KOMPAS/ERWIN EDHI PRASETYA
Suasana di dalam Kantor Wilayah Direktorat Jenderal Pajak Jawa Tengah II di Solo, Jawa Tengah, Rabu (29/1/2020). Penerimaan pajak Kanwil DJP Jawa Tengah II tumbuh sebesar 10,81 persen tahun 2019.
Ia menambahkan, layanan perpajakan di Tempat Pelayanan Terpadu (TPT) KPP seluruh Indonesia ditiadakan sampai dengan 5 April 2020 untuk mengantisipasi penyebaran Covid-19.
Seluruh kantor di lingkungan DJP juga tetap beroperasi meskipun sebagian besar pegawai bekerja dari rumah.
Sebelumnya diberitakan, untuk menjaga daya beli masyarakat menengah ke bawah di tengah penyebaran Covid-19, pemerintah memberi stimulus perpajakan pada pekerja di sektor industri manufaktur. Relaksasi itu berupa penanggungan PPh Pasal 21 oleh pemerintah selama April-September 2020 untuk karyawan di seluruh sektor industri manufaktur dengan penghasilan hingga Rp 200 juta per tahun. Kementerian Keuangan memperkirakan, penanggungan PPh senilai Rp 8,6 triliun berdasarkan laporan kinerja perusahaan pada 2019.

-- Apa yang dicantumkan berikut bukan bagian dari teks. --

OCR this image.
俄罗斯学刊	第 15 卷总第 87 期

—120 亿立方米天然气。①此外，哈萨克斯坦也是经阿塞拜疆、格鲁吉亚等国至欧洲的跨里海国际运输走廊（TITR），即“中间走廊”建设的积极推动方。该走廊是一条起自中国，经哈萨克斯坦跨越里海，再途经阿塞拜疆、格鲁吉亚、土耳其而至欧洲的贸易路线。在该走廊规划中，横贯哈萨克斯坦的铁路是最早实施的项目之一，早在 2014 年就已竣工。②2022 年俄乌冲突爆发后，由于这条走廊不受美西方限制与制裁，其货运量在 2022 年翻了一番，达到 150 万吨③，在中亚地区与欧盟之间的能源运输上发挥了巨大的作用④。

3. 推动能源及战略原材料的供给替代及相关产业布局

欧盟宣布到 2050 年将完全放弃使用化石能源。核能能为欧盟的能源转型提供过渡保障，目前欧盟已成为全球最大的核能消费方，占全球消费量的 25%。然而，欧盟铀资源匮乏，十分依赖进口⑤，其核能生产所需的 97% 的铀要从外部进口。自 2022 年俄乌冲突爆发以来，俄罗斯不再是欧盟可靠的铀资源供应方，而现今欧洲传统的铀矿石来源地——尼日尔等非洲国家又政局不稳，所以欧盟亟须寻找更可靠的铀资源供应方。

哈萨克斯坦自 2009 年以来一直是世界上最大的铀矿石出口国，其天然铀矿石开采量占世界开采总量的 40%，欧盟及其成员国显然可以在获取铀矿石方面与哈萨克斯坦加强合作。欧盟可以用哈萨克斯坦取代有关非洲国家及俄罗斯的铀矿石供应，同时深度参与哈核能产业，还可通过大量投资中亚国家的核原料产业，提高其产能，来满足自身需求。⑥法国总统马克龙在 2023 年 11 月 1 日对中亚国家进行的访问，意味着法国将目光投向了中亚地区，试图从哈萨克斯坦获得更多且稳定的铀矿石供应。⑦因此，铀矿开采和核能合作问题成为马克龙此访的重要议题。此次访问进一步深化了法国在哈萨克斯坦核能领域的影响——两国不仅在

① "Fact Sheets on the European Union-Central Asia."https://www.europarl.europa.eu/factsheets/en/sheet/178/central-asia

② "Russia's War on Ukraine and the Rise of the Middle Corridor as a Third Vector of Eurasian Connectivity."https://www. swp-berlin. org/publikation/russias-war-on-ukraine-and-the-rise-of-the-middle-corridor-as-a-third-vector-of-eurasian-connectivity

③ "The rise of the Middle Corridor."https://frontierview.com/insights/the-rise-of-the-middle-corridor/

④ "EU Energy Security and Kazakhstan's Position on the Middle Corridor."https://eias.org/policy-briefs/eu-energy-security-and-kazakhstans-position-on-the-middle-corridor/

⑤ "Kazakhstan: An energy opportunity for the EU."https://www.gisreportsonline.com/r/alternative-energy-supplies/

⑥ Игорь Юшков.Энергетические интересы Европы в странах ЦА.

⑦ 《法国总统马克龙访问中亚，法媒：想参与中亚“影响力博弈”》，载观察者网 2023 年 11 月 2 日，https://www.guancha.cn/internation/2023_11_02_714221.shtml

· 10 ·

Direktur Eksekutif Center for Indonesia Taxation Analysis (CITA) Yustinus Prastowo menilai langkah itu efisien. Stimulus fiskal memang diperlukan karena penyebaran virus korona tipe baru bisa memperlambat perputaran roda ekonomi. Namun, Yustinus menilai relaksasi pajak sudah pasti akan berdampak pada penerimaan negara.
KOMPAS/BENEDIKTUS KRISNA YOGATAMA
Direktur Eksekutif Center for Indonesia Taxation Analysis CITA Yustinus Prastowo
Ia memperkirakan, pembebasan PPh seluruh sektor dapat menyebabkan negara kehilangan potensi penerimaan sekitar Rp 120 triliun dalam setahun. Untuk menyiasati hal itu, pemerintah bisa melakukan moderasi dengan cara menurunkan target pajak pada APBN. (DIM)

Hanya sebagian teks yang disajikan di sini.